Group of Middle English texts

The Katherine Group is a collection of five 13th-century Middle English texts composed by an anonymous author of the English West Midlands, in a variety of Middle English known as AB language.

The texts are all addressed to anchoresses (religious recluses) and praise the virtue of virginity.

==The texts==
- The sermon Hali Meiðhad ("holy maidenhood"), directed at anchoresses or recluses, praising the virtues of virginity over worldly marriage. It was written in ca. 1182–1198 in the West Midlands of England.
- The allegory Sawles Warde ("refuge of the souls")
- Seinte Juliene, life of Juliana of Nicomedia
- Seinte Margarete, life of Margaret of Antioch
- Seinte Katherine, life of Catherine of Alexandria.

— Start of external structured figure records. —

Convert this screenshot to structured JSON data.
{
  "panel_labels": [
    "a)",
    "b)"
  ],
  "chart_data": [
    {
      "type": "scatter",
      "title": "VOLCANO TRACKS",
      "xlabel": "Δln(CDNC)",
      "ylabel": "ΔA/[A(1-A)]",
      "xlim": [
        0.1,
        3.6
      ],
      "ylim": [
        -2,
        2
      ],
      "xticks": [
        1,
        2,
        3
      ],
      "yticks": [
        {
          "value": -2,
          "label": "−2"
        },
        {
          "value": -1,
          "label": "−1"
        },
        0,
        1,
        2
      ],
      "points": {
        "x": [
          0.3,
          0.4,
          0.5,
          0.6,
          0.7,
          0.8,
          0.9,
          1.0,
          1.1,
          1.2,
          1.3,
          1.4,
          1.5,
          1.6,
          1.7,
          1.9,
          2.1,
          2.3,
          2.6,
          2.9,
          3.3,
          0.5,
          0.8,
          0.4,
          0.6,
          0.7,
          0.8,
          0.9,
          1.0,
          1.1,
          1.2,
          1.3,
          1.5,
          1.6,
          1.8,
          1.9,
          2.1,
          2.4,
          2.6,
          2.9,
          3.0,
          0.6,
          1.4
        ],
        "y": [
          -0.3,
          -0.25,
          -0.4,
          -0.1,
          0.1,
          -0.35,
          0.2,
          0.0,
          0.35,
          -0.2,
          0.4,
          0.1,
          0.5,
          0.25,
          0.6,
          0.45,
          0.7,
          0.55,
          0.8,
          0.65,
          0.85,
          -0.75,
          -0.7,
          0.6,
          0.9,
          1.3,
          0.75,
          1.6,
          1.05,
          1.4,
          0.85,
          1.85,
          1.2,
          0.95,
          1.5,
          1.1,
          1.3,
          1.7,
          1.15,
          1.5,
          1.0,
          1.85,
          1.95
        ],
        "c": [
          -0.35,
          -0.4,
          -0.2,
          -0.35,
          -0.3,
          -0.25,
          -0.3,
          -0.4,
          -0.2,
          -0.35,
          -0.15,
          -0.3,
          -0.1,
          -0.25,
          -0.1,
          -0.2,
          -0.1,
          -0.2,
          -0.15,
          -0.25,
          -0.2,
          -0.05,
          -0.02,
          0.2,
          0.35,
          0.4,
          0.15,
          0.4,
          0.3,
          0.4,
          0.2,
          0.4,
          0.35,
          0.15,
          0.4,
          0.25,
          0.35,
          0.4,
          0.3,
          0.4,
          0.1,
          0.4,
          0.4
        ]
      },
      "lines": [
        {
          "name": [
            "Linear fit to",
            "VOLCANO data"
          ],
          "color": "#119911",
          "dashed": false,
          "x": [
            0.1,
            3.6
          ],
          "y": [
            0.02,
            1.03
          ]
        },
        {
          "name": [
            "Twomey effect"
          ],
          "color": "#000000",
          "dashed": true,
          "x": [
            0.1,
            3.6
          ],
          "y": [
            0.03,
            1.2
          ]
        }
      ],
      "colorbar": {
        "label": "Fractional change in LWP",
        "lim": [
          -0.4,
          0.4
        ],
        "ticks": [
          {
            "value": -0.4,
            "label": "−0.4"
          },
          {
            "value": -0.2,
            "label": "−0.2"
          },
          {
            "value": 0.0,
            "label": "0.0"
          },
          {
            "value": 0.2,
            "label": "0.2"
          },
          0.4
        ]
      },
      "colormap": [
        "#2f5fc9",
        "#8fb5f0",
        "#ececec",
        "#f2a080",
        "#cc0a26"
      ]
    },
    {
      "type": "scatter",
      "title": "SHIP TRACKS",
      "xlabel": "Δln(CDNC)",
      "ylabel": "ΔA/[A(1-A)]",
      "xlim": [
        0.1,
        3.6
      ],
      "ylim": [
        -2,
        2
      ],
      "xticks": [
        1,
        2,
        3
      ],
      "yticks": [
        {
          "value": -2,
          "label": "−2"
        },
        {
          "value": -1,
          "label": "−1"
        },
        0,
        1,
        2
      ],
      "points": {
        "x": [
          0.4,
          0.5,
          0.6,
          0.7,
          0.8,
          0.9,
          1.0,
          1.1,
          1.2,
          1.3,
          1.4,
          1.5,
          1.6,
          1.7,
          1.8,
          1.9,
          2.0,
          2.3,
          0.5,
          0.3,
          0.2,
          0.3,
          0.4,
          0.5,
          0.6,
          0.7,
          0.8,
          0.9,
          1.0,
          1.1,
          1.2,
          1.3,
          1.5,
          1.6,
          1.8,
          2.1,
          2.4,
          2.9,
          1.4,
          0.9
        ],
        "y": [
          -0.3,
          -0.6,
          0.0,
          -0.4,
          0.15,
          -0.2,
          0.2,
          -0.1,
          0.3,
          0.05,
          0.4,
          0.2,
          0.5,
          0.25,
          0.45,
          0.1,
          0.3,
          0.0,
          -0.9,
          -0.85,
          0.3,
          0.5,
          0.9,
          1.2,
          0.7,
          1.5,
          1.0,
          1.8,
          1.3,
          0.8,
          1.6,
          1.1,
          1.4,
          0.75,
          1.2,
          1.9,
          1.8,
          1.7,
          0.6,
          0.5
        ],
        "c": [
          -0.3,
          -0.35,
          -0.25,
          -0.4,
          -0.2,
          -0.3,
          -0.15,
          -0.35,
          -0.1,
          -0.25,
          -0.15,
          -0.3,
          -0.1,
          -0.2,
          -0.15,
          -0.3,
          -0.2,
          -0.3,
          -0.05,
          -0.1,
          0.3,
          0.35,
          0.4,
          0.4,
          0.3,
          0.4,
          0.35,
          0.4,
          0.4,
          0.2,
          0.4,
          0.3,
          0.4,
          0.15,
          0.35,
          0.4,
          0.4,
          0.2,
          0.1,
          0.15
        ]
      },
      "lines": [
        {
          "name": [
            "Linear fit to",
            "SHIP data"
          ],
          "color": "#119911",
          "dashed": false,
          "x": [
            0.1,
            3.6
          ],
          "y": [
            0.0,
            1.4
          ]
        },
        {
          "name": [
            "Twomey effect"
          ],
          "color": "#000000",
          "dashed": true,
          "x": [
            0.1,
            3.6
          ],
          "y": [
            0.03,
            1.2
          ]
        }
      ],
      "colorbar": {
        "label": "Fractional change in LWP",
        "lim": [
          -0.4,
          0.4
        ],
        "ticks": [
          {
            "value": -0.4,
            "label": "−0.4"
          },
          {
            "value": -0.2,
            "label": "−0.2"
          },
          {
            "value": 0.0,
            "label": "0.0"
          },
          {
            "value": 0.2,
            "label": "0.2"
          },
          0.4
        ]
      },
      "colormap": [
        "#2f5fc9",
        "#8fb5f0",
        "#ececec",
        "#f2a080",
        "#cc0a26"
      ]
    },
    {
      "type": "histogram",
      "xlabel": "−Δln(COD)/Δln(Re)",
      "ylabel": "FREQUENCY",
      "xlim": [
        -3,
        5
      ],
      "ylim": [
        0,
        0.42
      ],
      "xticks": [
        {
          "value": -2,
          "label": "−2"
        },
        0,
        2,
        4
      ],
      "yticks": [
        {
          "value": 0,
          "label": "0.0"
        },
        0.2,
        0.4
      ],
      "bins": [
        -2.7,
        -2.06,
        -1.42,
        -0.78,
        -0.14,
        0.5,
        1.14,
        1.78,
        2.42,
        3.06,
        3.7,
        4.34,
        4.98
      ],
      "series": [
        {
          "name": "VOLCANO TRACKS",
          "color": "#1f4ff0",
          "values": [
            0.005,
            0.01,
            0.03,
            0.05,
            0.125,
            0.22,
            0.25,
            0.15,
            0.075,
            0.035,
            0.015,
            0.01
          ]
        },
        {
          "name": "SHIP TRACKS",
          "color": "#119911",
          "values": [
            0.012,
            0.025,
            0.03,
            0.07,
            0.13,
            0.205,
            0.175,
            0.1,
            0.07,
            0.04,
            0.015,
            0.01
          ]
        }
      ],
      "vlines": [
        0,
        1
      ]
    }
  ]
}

All five texts are preserved in the manuscript Oxford, Bodleian Library, Bodley 34. All except Hali Meiðhad are also in British Library, Royal 17 A XXVII. Additionally, British Library Cotton Titus D XVIII has Sawles Warde, Seinte Katherine and Hali Meiðhad.

==Editions and translations==
===Hali Meiðhad===
- Early English Text Society (1922)
- A. F. Colborn (1940)
- Bella Millett (1972), ISBN 978-0-19-722286-7

===Sawles Warde===
- Cossio, Andoni (2026). "J. R. R. Tolkien's Soul's Ward : A critical edition of his unpublished translation of the early Middle English homily Sawles Warde"

==Literature==
- Fletcher, A. J. (1993) "Black, white and grey in Hali Meidhad and Ancrene Wisse: evidence for dating from mention of religious orders' habits", in: Medium Aevum (1993)
- Millett, Bella (1996) Ancrene Wisse, the Katherine Group, and the Wooing Group ISBN 0-85991-429-1
- Millett, Bella & Wogan-Browne, J. (1990) Medieval English Prose for Women: selections from the Katherine Group and Ancrene Wisse. Oxford: Clarendon Press ISBN 978-0-19-811205-1
- Tolkien, J. R. R.:
  - Holy Maidenhood (1923)
  - The Devil's Coach Horses (1925)
  - Some Contributions to Middle-English Lexicography (1925)
  - Ancrene Wisse and Hali Meiðhad (1929)
  - "Iþþlen" in Sawles Warde (1947)

==Related groups of texts==
The Katherine Group is similar in language and content to the Ancrene Wisse and the Wooing Group.